Pair sync.Cond with a mutex to let multiple goroutines wait on the same condition (current count < max) without busy-spinning. Producers call Increment(), which locks, loops until space available (cond.Wait() atomically unlocks and suspends), then increments count and unlocks. Decrement() drops count and signals one waiter via cond.Signal(). SetMax(newMax) updates max and broadcasts to wake all, letting them recheck against the new limit.
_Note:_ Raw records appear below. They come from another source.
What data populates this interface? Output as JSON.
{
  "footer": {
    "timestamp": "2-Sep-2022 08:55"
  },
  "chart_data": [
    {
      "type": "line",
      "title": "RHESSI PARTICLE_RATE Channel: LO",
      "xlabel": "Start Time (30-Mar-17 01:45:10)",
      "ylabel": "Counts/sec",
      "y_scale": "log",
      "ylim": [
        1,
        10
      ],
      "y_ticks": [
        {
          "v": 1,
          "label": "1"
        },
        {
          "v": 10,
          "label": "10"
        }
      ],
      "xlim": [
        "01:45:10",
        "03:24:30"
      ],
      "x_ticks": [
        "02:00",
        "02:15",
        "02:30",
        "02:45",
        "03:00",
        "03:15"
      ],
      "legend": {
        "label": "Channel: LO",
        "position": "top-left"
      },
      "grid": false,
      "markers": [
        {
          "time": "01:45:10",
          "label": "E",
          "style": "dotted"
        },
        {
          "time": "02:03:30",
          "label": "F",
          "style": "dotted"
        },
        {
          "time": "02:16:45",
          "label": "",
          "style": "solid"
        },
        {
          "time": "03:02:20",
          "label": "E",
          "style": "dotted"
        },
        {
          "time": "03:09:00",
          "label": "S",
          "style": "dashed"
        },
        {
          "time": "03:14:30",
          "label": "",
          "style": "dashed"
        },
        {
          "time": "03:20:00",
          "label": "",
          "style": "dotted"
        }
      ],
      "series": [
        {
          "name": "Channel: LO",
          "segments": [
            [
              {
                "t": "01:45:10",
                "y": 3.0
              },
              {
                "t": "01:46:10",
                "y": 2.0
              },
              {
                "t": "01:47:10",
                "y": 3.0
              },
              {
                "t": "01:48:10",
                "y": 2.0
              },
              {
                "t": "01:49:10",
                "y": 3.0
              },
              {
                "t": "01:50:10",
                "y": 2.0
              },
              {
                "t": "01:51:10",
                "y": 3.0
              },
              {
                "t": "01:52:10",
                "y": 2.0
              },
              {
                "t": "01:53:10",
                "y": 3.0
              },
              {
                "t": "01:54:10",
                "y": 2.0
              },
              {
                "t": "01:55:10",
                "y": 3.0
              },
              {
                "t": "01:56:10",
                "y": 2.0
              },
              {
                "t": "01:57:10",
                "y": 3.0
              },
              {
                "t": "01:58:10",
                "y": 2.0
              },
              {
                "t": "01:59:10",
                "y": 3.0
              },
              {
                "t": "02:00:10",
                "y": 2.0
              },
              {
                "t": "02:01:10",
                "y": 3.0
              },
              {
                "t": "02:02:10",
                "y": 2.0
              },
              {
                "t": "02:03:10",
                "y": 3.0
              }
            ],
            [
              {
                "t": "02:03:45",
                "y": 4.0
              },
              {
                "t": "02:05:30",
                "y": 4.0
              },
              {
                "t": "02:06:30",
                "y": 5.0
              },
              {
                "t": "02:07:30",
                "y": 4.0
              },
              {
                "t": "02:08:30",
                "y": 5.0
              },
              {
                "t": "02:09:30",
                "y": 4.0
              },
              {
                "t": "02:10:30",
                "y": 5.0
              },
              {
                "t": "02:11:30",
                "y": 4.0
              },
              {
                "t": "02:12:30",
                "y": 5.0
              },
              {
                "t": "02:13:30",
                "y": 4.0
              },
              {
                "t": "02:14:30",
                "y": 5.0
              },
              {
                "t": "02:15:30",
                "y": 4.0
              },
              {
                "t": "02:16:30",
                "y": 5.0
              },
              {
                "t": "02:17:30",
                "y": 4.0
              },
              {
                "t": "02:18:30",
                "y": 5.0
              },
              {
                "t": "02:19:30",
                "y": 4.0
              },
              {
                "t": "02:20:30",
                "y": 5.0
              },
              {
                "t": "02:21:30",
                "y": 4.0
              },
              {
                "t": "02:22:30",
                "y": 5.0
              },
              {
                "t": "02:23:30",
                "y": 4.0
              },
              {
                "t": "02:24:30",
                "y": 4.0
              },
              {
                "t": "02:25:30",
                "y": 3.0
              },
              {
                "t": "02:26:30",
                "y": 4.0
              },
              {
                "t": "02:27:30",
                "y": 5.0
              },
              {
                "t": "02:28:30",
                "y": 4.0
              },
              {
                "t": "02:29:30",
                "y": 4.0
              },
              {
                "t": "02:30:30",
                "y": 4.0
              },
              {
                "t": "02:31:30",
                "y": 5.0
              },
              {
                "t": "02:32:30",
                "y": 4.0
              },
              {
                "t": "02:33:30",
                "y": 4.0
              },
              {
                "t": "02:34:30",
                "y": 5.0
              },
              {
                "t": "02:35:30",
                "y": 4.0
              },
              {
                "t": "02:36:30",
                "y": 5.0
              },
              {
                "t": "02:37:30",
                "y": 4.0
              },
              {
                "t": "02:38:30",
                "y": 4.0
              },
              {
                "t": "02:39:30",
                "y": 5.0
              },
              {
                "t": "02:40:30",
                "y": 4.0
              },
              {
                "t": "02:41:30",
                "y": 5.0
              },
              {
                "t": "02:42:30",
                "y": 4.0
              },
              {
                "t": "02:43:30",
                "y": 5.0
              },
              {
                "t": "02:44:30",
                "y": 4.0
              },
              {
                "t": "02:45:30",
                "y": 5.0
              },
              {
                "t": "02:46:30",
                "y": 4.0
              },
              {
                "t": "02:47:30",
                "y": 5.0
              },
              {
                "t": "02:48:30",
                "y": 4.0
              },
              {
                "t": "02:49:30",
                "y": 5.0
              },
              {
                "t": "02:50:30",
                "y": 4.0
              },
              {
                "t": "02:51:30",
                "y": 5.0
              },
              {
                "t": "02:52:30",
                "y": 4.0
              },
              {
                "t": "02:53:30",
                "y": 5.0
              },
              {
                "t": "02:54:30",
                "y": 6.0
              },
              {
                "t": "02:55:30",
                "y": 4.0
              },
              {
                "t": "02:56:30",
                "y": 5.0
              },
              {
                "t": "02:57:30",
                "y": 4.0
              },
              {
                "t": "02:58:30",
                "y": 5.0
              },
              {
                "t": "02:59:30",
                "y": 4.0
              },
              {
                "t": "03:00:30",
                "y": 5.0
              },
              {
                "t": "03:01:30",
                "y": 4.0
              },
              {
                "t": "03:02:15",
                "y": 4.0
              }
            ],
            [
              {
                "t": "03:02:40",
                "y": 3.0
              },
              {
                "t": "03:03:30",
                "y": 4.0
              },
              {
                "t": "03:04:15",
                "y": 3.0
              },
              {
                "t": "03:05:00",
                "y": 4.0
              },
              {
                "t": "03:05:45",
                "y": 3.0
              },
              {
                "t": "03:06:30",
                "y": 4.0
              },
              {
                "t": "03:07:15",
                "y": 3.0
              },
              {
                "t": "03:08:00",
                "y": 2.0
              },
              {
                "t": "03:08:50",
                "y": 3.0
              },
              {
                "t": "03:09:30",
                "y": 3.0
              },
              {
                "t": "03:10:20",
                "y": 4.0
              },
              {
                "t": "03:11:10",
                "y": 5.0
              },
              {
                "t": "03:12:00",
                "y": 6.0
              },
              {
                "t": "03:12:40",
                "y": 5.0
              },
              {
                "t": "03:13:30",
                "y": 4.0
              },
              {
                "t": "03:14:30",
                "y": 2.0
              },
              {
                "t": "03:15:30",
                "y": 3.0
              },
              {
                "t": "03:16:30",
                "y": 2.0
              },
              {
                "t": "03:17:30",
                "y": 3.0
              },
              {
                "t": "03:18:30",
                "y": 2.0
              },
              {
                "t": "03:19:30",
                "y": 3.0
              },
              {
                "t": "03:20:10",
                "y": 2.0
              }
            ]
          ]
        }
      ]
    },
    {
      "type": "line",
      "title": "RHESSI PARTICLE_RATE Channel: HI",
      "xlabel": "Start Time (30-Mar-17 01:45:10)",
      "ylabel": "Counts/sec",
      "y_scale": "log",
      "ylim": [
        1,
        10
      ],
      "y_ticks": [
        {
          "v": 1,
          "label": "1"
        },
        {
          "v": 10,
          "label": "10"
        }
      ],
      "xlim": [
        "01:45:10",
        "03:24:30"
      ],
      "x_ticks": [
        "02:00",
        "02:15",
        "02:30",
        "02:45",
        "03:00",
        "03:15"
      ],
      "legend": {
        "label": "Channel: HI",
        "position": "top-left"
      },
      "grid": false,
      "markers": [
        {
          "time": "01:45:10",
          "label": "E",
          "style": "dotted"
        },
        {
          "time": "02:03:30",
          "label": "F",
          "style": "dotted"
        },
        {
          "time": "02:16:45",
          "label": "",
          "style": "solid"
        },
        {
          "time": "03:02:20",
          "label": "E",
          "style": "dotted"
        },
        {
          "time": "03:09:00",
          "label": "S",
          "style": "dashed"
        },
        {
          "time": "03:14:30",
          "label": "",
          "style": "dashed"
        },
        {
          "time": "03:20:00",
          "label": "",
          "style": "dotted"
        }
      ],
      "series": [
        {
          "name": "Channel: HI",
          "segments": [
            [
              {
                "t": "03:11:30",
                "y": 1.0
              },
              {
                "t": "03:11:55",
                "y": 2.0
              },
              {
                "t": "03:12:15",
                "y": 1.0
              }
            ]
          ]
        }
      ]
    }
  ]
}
type BlockingLatch struct {
  count uint
  max   uint
  lock  *sync.Mutex
  notMax *sync.Cond
}

func (l *BlockingLatch) Increment() {
  l.lock.Lock()
  for l.count >= l.max {
    l.notMax.Wait()
  }
  l.count++
  l.lock.Unlock()
}

func (l *BlockingLatch) Decrement() {
  l.lock.Lock()
  l.count--
  l.notMax.Signal()
  l.lock.Unlock()
}

func (l *BlockingLatch) SetMax(max uint) {
  l.lock.Lock()
  l.max = max
  l.notMax.Broadcast()
  l.lock.Unlock()
}

func (l *BlockingLatch) WaitForEmpty() {
  l.lock.Lock()
  for l.count > 0 {
    l.notMax.Wait()
  }
  l.lock.Unlock()
}

This keeps in-flight work provably <= max, with zero buffer overhead—producers block because the system is saturated, not a queue.

Apply to Streams, Pools, and Pipelines for Sustained Pressure

In AMQP consumers, initialize latch at prefetch count; Increment() before forwarding message, tie Ack/Nack to Decrement(). Brokers see backpressure directly, no internal queuing.

latch := util.NewBlockingLatch(uint(source.GetPrefetchCount()))
handleMessages := func(ctx stream.ConsumerContext, message *amqp.Message) {
  latch.Increment() // blocks at ceiling
  messageChannel <- message
  stm.Ack = func() { latch.Decrement() }
  stm.Nack = func() { latch.Decrement() }
}

Extend to HTTP throttling (bound requests), worker pools (cap goroutines), batch pipelines (block fast producers), or resource pools (FDs/connections). Use WaitForEmpty() for clean shutdown sync. Adjust max runtime without restarts, sustaining throughput at limits while demand exists—perfect for enterprise systems where backpressure is a core design requirement, not afterthought.